Senate Bill 9 changes Oregon’s traffic offense of operating a motor vehicle while using a mobile communication device from a Class D violation to a Class C. The minimum fine for a class C violation is $142, and the fine for this offense can be as high as $500. The fine’s increase is aimed at reducing the number of crashes that involve a driver talking on a handheld phone or texting.
In Oregon from 2009 to 2011, nine people died in crashes involving a driver who was reportedly using a cell phone at the time of the crash, and 673 people have been injured.
Using a cell phone while driving falls under the category of “distracted driving,” and this type of distraction is an increasingly dangerous behavior across the country. According to the National Highway Traffic Safety Administration, in the U.S. 3,331 people were killed in crashes involving a distracted driver in 2011, compared to 3,267 in 2010.
The behavior is especially dangerous for younger drivers: 11 percent of all drivers under the age of 20 involved in fatal crashes were reported as distracted at the time of the crash.

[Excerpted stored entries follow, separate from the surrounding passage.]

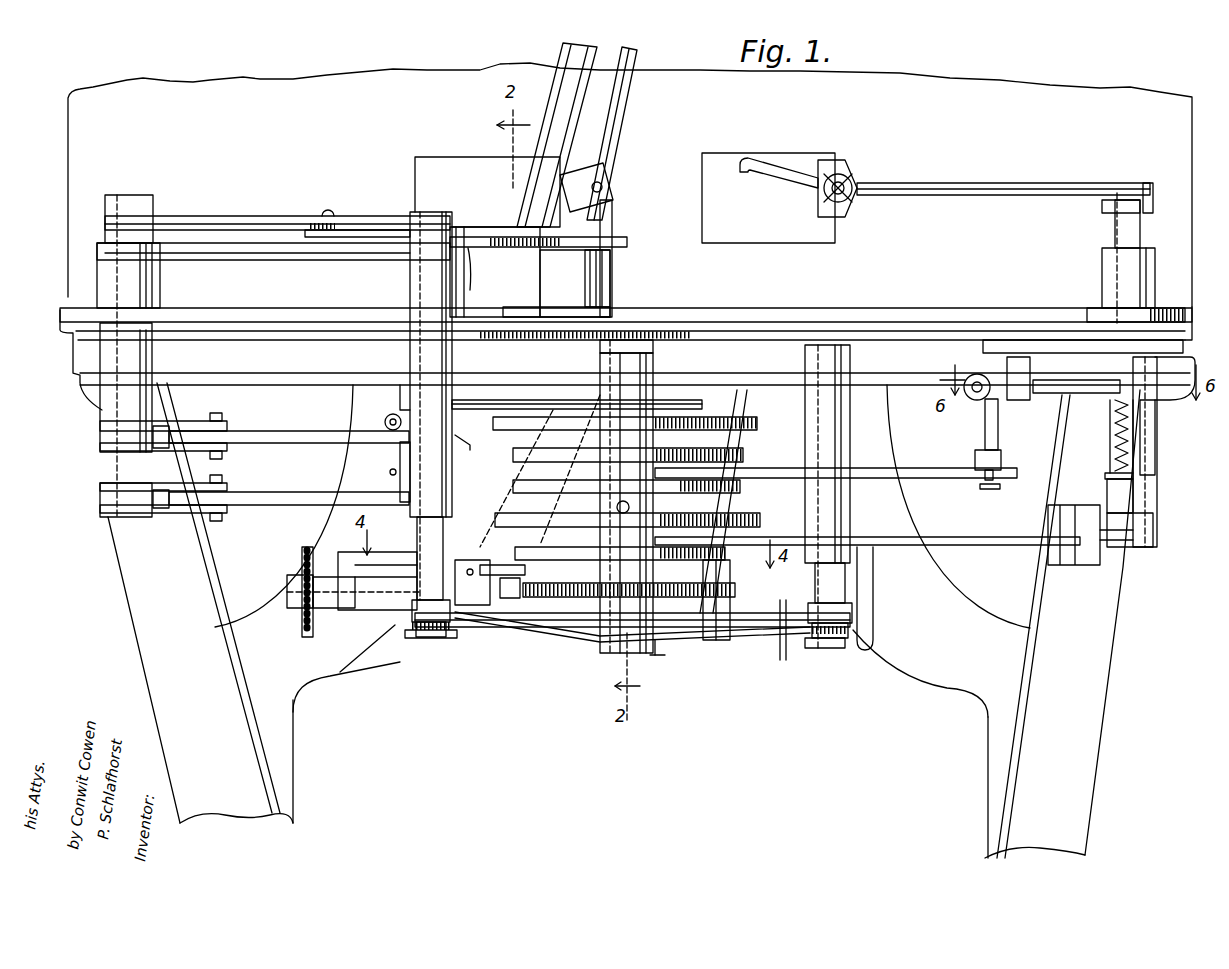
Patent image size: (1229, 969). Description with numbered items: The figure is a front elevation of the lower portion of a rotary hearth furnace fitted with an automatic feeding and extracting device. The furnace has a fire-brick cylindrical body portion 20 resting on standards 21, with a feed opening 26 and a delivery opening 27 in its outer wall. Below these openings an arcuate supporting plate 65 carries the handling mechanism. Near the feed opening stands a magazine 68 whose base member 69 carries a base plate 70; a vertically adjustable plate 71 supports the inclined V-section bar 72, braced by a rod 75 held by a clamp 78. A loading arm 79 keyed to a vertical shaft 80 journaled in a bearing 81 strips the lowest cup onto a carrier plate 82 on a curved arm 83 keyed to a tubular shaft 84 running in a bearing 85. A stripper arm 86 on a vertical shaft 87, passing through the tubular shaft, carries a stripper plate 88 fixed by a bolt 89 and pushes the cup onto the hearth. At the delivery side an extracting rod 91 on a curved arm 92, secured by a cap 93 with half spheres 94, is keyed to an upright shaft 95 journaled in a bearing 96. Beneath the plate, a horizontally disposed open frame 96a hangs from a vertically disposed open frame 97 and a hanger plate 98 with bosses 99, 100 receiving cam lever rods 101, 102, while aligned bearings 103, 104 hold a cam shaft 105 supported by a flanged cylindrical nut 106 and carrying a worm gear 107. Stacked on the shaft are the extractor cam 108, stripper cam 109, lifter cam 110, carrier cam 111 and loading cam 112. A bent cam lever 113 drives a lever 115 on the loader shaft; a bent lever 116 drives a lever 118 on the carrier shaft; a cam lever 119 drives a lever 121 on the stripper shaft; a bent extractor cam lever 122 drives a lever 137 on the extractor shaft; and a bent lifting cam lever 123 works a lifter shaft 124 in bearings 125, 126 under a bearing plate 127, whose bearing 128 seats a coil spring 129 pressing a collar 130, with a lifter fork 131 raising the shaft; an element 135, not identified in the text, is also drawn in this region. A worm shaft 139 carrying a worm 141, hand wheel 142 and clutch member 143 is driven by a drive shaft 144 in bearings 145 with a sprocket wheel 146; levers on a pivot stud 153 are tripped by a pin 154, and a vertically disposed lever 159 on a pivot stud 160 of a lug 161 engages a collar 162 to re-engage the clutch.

The cylindrical body portion 20 is at (626, 236).
The standards 21 is at (624, 620).
The feed opening 26 is at (487, 192).
The delivery opening 27 is at (768, 198).
The supporting plate 65 is at (878, 330).
The magazine 68 is at (598, 274).
The base member 69 is at (581, 278).
The base plate 70 is at (628, 242).
The plate 71 is at (607, 205).
The bar 72 is at (540, 140).
The rod 75 is at (618, 118).
The clamp 78 is at (603, 175).
The loading arm 79 is at (481, 269).
The vertical shaft 80 is at (420, 215).
The bearing 81 is at (410, 285).
The carrier plate 82 is at (495, 272).
The curved arm 83 is at (273, 254).
The tubular shaft 84 is at (105, 407).
The bearing 85 is at (160, 285).
The stripper arm 86 is at (205, 215).
The vertical shaft 87 is at (110, 517).
The stripper plate 88 is at (365, 238).
The bolt 89 is at (332, 212).
The extracting rod 91 is at (772, 166).
The curved arm 92 is at (978, 183).
The cap 93 is at (1115, 240).
The half spheres 94 is at (850, 175).
The upright shaft 95 is at (1157, 500).
The bearing 96 is at (1120, 285).
The horizontally disposed open frame 96a is at (716, 642).
The vertically disposed open frame 97 is at (742, 404).
The hanger plate 98 is at (712, 350).
The boss 99 is at (403, 405).
The boss 100 is at (850, 362).
The cam lever rod 101 is at (430, 640).
The cam lever rod 102 is at (828, 649).
The bearing 103 is at (653, 362).
The bearing 104 is at (656, 656).
The cam shaft 105 is at (596, 677).
The flanged cylindrical nut 106 is at (605, 628).
The worm gear 107 is at (722, 640).
The extractor cam 108 is at (620, 553).
The stripper cam 109 is at (627, 520).
The lifter cam 110 is at (626, 486).
The carrier cam 111 is at (628, 454).
The loading cam 112 is at (625, 422).
The bent cam lever 113 is at (485, 398).
The lever 115 is at (431, 500).
The bent lever 116 is at (300, 443).
The lever 118 is at (190, 425).
The cam lever 119 is at (275, 506).
The lever 121 is at (170, 517).
The bent extractor cam lever 122 is at (980, 546).
The bent lifting cam lever 123 is at (932, 460).
The lifter shaft 124 is at (1055, 394).
The bearing 125 is at (1030, 374).
The bearing 126 is at (1165, 372).
The bearing plate 127 is at (1083, 346).
The bearing 128 is at (1148, 480).
The coil spring 129 is at (1110, 466).
The collar 130 is at (1108, 410).
The lifter fork 131 is at (1166, 437).
The bracket 135 is at (1000, 445).
The lever 137 is at (1085, 566).
The worm shaft 139 is at (786, 647).
The worm 141 is at (583, 598).
The hand wheel 142 is at (874, 630).
The clutch member 143 is at (540, 598).
The drive shaft 144 is at (400, 612).
The bearings 145 is at (330, 612).
The sprocket wheel 146 is at (300, 625).
The pivot stud 153 is at (500, 605).
The pin 154 is at (528, 600).
The vertically disposed lever 159 is at (395, 462).
The pivot stud 160 is at (385, 420).
The lug 161 is at (471, 450).
The collar 162 is at (360, 660).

Any activity that diverts a person's attention away from the primary task of driving is dangerous. A Virginia Tech Transportation Institute study revealed that physically dialing a phone while driving increases the risk of a crash as much as six times. Texting is riskier still, increasing the collision risk by 23 times.
Additionally, you better not smoke if you have kids in the car.
Senate Bill 444 created the new offense of smoking in a vehicle while a person younger than 18 years old is in the vehicle. The maximum fine for the first offense is $250, and the maximum fine for repeat offenses is $500.
This new law is considered a “secondary” law: a police officer may cite for this offense only if the officer has already stopped a vehicle for another violation or offense.